Heather Holmes-Ross, the mayor who stole Christmas, tried to put an end to Australia Day, used abusive language to bully fellow councillors, and petitioned for the biggest single rate rise in South Australia (so she could plant trees), wants to step back from local government.
But her tilt at State Parliament is set to come a cropper, with a survey of voters finding they are less likely to support her given her record in office.
Mayor of Mitcham City Council, Holmes-Ross is running as an independent candidate for the seat of Waite in Adelaide's south, campaigning on her record as mayor and her independence from any of the major parties.
In her three years as mayor, Holmes-Ross made headlines for abusive behaviour towards her fellow councillors, her council's “progressive” positions, and some unprecedented attacks on Australian tradition.
A telephone survey commissioned by ADVANCE found that 72 per cent of voters knew of Mayor Holmes-Ross. And of that 72 per cent, two thirds said her record on Australia Day, Christmas and abusive language would make them less likely to vote for her.
So what does her record look like?
Holmes-Ross’ first act as Mayor was to apologise to the previous mayor, Glenn Spear for “inappropriate” posts made on Facebook. As reported in the The Advertiser, Holmes-Ross believed she was able to say whatever she liked as a candidate, with certain language off limits for her opponent, only becoming inappropriate after she was elected.
“These were social media posts that I made as a candidate,” Dr Holmes-Ross said.“And once I was elected as mayor they became totally inappropriate and unbecoming of my position.”
The mayor said both posts have now been removed but apologised for “not removing them sooner”.
“I’m really sorry if they have caused you any distress,” she added.
Despite this on her recent record, Holmes-Ross says she’s running on a platform of accountability for politicians.
“Our politicians should be role models for society, however recently reported behaviour of both state and federal politicians has shown that antisocial and dishonest behaviour is both rampant and accepted in our parliaments.
I … will advocate for the highest standards of personal behaviour and a safe, fair and equitable workplace for all.”
Also, in 2019 the newly appointed Mayor advocated for a single rate rise of 4.5 per cent, more than 3.4 times higher than the rate of inflation. The mayor said she would use the money to fight climate change… with drinking fountains.
“That would contribute to addressing the impact of climate change through increased tree planting, flood proofing and providing drinking fountains, as well as improving safety through a number of local traffic improvements”.
On an absolute roll in her first few months, Mayor Holmes-Ross and her council then moved to cancel the city’s annual Christmas carols event.

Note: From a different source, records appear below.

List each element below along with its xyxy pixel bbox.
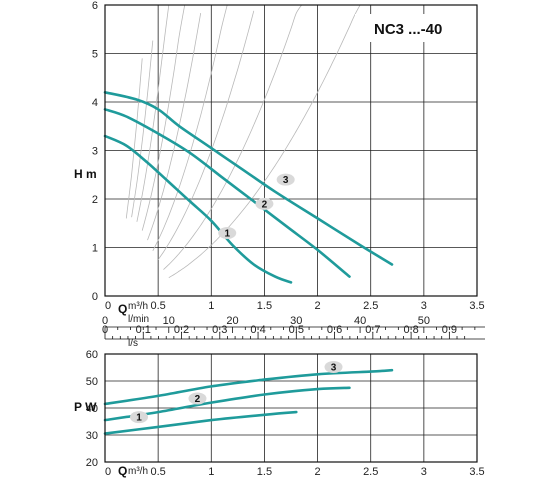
y-tick-label: 3 (92, 146, 98, 158)
series-badge-label: 1 (224, 228, 230, 239)
ls-tick-label: 0 (102, 324, 108, 336)
x-tick-label: 3 (421, 466, 427, 478)
y-tick-label: 30 (86, 430, 98, 442)
series-badge (324, 360, 343, 373)
y-tick-label: 60 (86, 349, 98, 361)
top-q-label: Q (118, 302, 127, 316)
ls-tick-label: 0.7 (365, 324, 380, 336)
y-tick-label: 20 (86, 457, 98, 469)
x-tick-label: 0 (105, 466, 111, 478)
system-curve (131, 40, 154, 218)
curve-series-1 (103, 134, 293, 284)
top-q-unit: m³/h (128, 301, 148, 312)
series-badge-label: 1 (136, 413, 142, 424)
lmin-tick-label: 40 (354, 315, 366, 327)
bottom-q-unit: m³/h (128, 466, 148, 477)
series-badge-label: 3 (283, 175, 289, 186)
power-chart-curves (103, 368, 394, 435)
series-badge (218, 226, 237, 239)
head-axis-title: H m (74, 167, 97, 181)
series-badge-label: 2 (262, 199, 268, 210)
head-chart-frame (104, 4, 478, 297)
x-tick-label: 2 (315, 300, 321, 312)
head-chart-grid (104, 4, 478, 297)
system-curve (125, 58, 143, 219)
x-tick-label: 0 (105, 300, 111, 312)
lmin-unit: l/min (128, 314, 149, 325)
chart-title-box (355, 14, 467, 42)
x-tick-label: 0.5 (150, 300, 165, 312)
y-tick-label: 5 (92, 49, 98, 61)
head-chart-tick-labels: 0 0.5 1 1.5 2 2.5 3 3.5 0 1 2 3 4 5 6 (92, 0, 485, 312)
y-tick-label: 1 (92, 243, 98, 255)
ls-tick-label: 0.9 (442, 324, 457, 336)
x-tick-label: 2.5 (363, 466, 378, 478)
x-tick-label: 0.5 (150, 466, 165, 478)
series-badge (130, 411, 149, 424)
system-curve (168, 4, 361, 279)
chart-title: NC3 ...-40 (374, 21, 442, 38)
series-badge (188, 392, 207, 405)
x-tick-label: 1.5 (257, 300, 272, 312)
lmin-tick-label: 20 (226, 315, 238, 327)
head-chart-series-labels: 1 2 3 (218, 173, 295, 239)
head-chart-curves (103, 91, 394, 284)
power-chart-series-labels: 1 2 3 (130, 360, 343, 424)
power-axis-title: P W (74, 400, 97, 414)
flow-unit-rulers: 0 10 20 30 40 50 0 0.1 0.2 0.3 0.4 0.5 0.6 0.7 0.8 0.9 (102, 315, 485, 340)
ls-tick-label: 0.5 (289, 324, 304, 336)
curve-series-3 (103, 368, 394, 406)
y-tick-label: 50 (86, 376, 98, 388)
lmin-tick-label: 30 (290, 315, 302, 327)
power-chart-frame (104, 353, 478, 463)
x-tick-label: 2 (315, 466, 321, 478)
x-tick-label: 1 (208, 300, 214, 312)
ls-tick-label: 0.6 (327, 324, 342, 336)
x-tick-label: 3 (421, 300, 427, 312)
ls-tick-label: 0.1 (136, 324, 151, 336)
x-tick-label: 3.5 (469, 300, 484, 312)
y-tick-label: 0 (92, 291, 98, 303)
curve-series-3 (103, 91, 394, 266)
ls-tick-label: 0.2 (174, 324, 189, 336)
ls-tick-label: 0.8 (403, 324, 418, 336)
series-badge (255, 197, 274, 210)
y-tick-label: 40 (86, 403, 98, 415)
bottom-q-label: Q (118, 464, 127, 478)
x-tick-label: 1.5 (257, 466, 272, 478)
x-tick-label: 2.5 (363, 300, 378, 312)
y-tick-label: 2 (92, 194, 98, 206)
curve-series-2 (103, 108, 351, 278)
power-chart-tick-labels: 0 0.5 1 1.5 2 2.5 3 3.5 20 30 40 50 60 (86, 349, 485, 478)
system-curve (163, 4, 302, 270)
x-tick-label: 1 (208, 466, 214, 478)
y-tick-label: 4 (92, 97, 98, 109)
system-curve (147, 13, 202, 241)
lmin-tick-label: 50 (418, 315, 430, 327)
series-badge (276, 173, 295, 186)
lmin-tick-label: 0 (102, 315, 108, 327)
y-tick-label: 6 (92, 0, 98, 12)
system-curve (141, 4, 186, 231)
curve-series-1 (103, 410, 298, 435)
curve-series-2 (103, 386, 351, 422)
system-curve (157, 10, 255, 260)
lmin-tick-label: 10 (163, 315, 175, 327)
power-chart-grid (104, 353, 478, 463)
series-badge-label: 3 (331, 362, 337, 373)
head-chart-system-curves (125, 4, 361, 279)
ls-tick-label: 0.3 (212, 324, 227, 336)
ls-tick-label: 0.4 (250, 324, 265, 336)
system-curve (136, 4, 170, 222)
series-badge-label: 2 (195, 394, 201, 405)
ls-unit: l/s (128, 338, 138, 349)
x-tick-label: 3.5 (469, 466, 484, 478)
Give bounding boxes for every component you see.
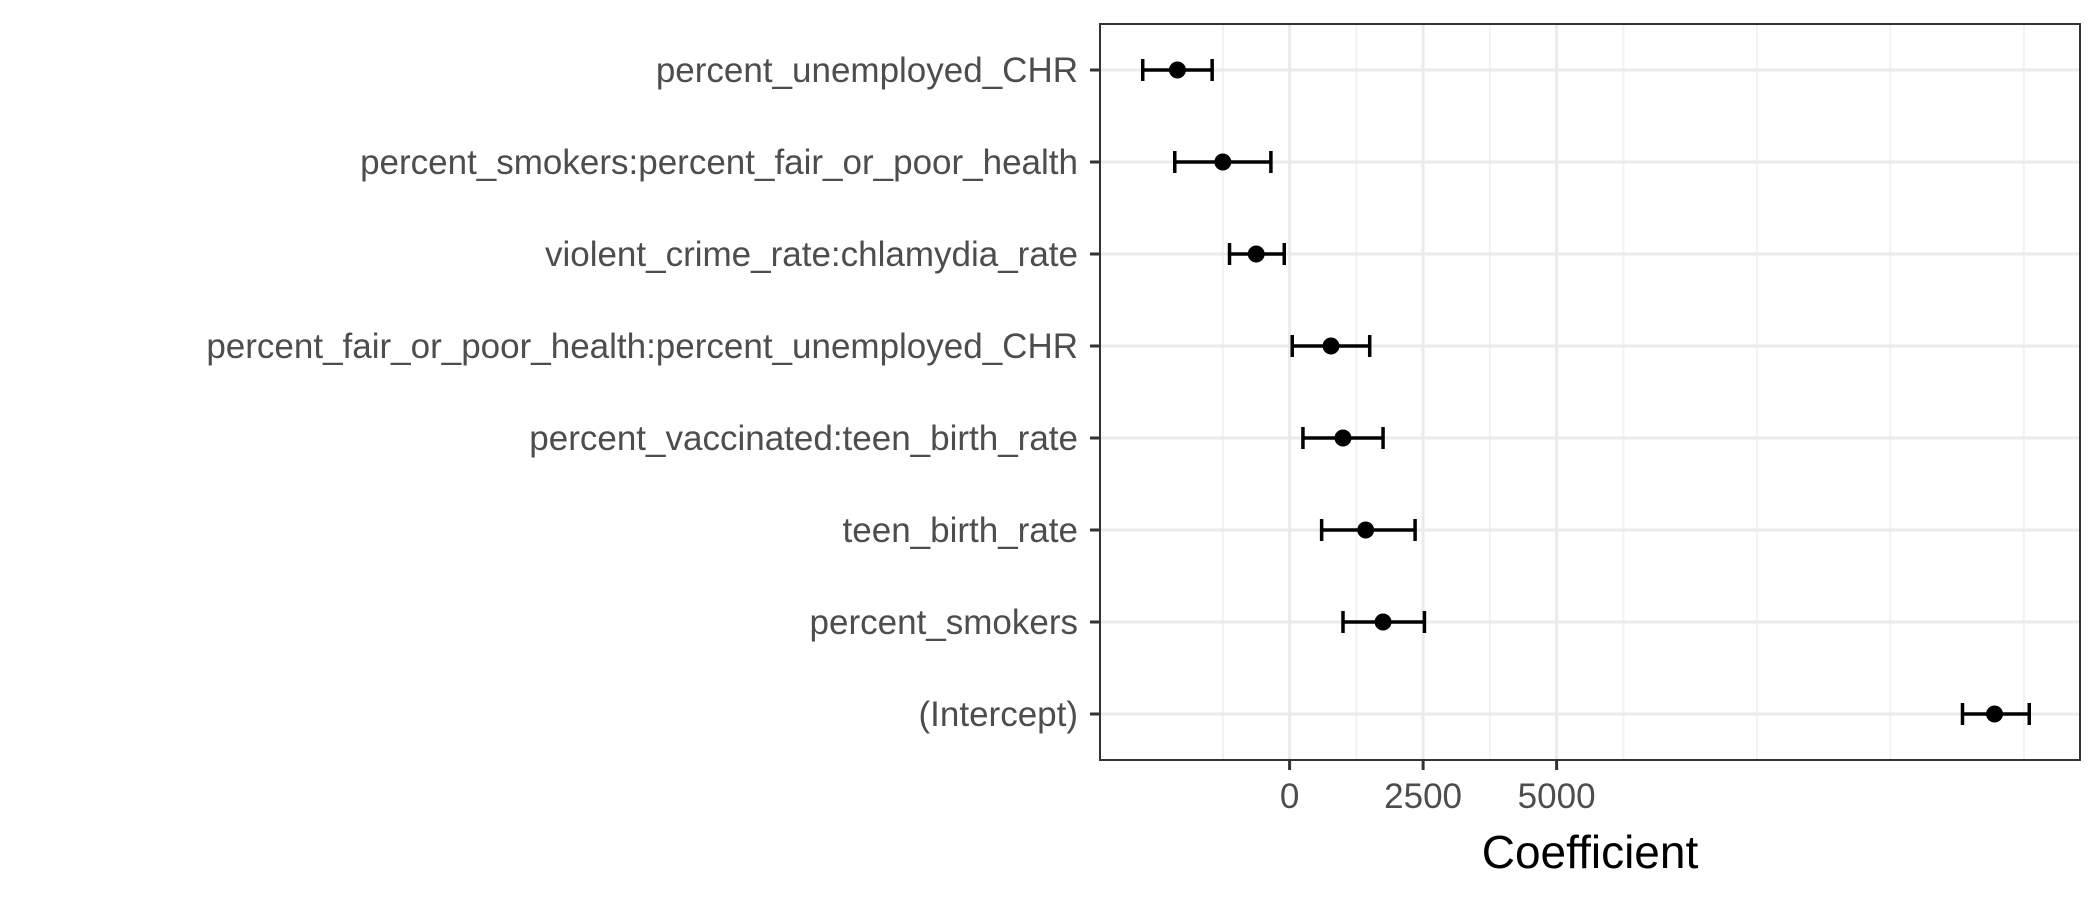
errorbar-row bbox=[1301, 427, 1385, 449]
estimate-point bbox=[1986, 705, 2004, 723]
y-tick-label: percent_vaccinated:teen_birth_rate bbox=[529, 419, 1078, 458]
y-tick-label: teen_birth_rate bbox=[843, 511, 1078, 550]
y-tick-label: percent_smokers:percent_fair_or_poor_hea… bbox=[360, 143, 1078, 182]
errorbar-row bbox=[1960, 703, 2032, 725]
panel-background bbox=[1100, 24, 2080, 760]
y-tick-label: percent_fair_or_poor_health:percent_unem… bbox=[206, 327, 1078, 366]
x-tick-label: 0 bbox=[1280, 777, 1299, 816]
estimate-point bbox=[1374, 613, 1392, 631]
estimate-point bbox=[1247, 245, 1265, 263]
y-tick-label: violent_crime_rate:chlamydia_rate bbox=[545, 235, 1078, 274]
y-tick-label: percent_unemployed_CHR bbox=[656, 51, 1078, 90]
errorbar-row bbox=[1173, 151, 1273, 173]
estimate-point bbox=[1168, 61, 1186, 79]
x-axis-title: Coefficient bbox=[1482, 826, 1699, 878]
errorbar-row bbox=[1140, 59, 1214, 81]
data-marks bbox=[1140, 59, 2032, 725]
estimate-point bbox=[1357, 521, 1375, 539]
errorbar-row bbox=[1290, 335, 1372, 357]
errorbar-row bbox=[1227, 243, 1287, 265]
grid-lines bbox=[1100, 24, 2080, 760]
x-tick-label: 5000 bbox=[1518, 777, 1596, 816]
axes: percent_unemployed_CHR percent_smokers:pe… bbox=[206, 51, 1595, 816]
estimate-point bbox=[1334, 429, 1352, 447]
y-tick-label: percent_smokers bbox=[810, 603, 1078, 642]
estimate-point bbox=[1322, 337, 1340, 355]
estimate-point bbox=[1214, 153, 1232, 171]
errorbar-row bbox=[1319, 519, 1417, 541]
x-tick-label: 2500 bbox=[1384, 777, 1462, 816]
y-tick-label: (Intercept) bbox=[919, 695, 1079, 734]
errorbar-row bbox=[1341, 611, 1427, 633]
panel-border bbox=[1099, 23, 2081, 761]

Without any consultation from the community the decision was made in July citing the event was “too religious”. It was met with fierce opposition from some councillors and current Member for Waite, Sam Duluk. According to Nine News;
“Council has really lost the plot, political correctness, they want to destroy culture,” Mr Duluk said. “Let people sing carols, let people come together and Mitcham Council stop being the Grinch that's stealing Christmas.”
But taking a swipe at Christmas wasn’t enough for the Mayor, who in 2021 pushed her council to change the date of Australia Day, with Mitcham Council becoming the first Australian council to officially oppose the date of Australia Day.
An Adelaide council has decided that Australia Day should not be held on January 26 and will lobby politicians for the date of the national celebration to be changed.
The council has voted to “advocate for a change of the date to recognise and celebrate Australia as a nation” after a push from Dr Holmes-Ross to back the “change the date” movement.
However, in an attempt to pull off a win-win and appease both sides of the debate, the mayor said council will still hold events and celebrate on the day.
But, despite Mitcham Council’s new policy, Mayor Heather Holmes-Ross says the council will continue to hold events on that date because “we’re not happy with it, but we still wish to celebrate Australia as a nation”.
Dr Holmes-Ross said she felt “comfortable with the council holding events on Australia Day, but I don’t feel comfortable with the date of Australia Day”.
She said she believed most people felt Australia Day was “marred by its historical context”.
Holmes-Ross justified the move by saying it was absolutely the council’s responsibility to advocate for the date to be changed because “we are the closest level of government to the people, so if there are thoughts within the community … it’s our job to pass them on to different levels of government”.
Despite her claim that “she believed most people” felt that way and that there are “thoughts within the community”, the move faced criticism from other members of council who said it was a “feel good” proposal that lacked substance and was pushed through “without even consulting the community”.
South Australians will go to the polls on Saturday March 19, 2022.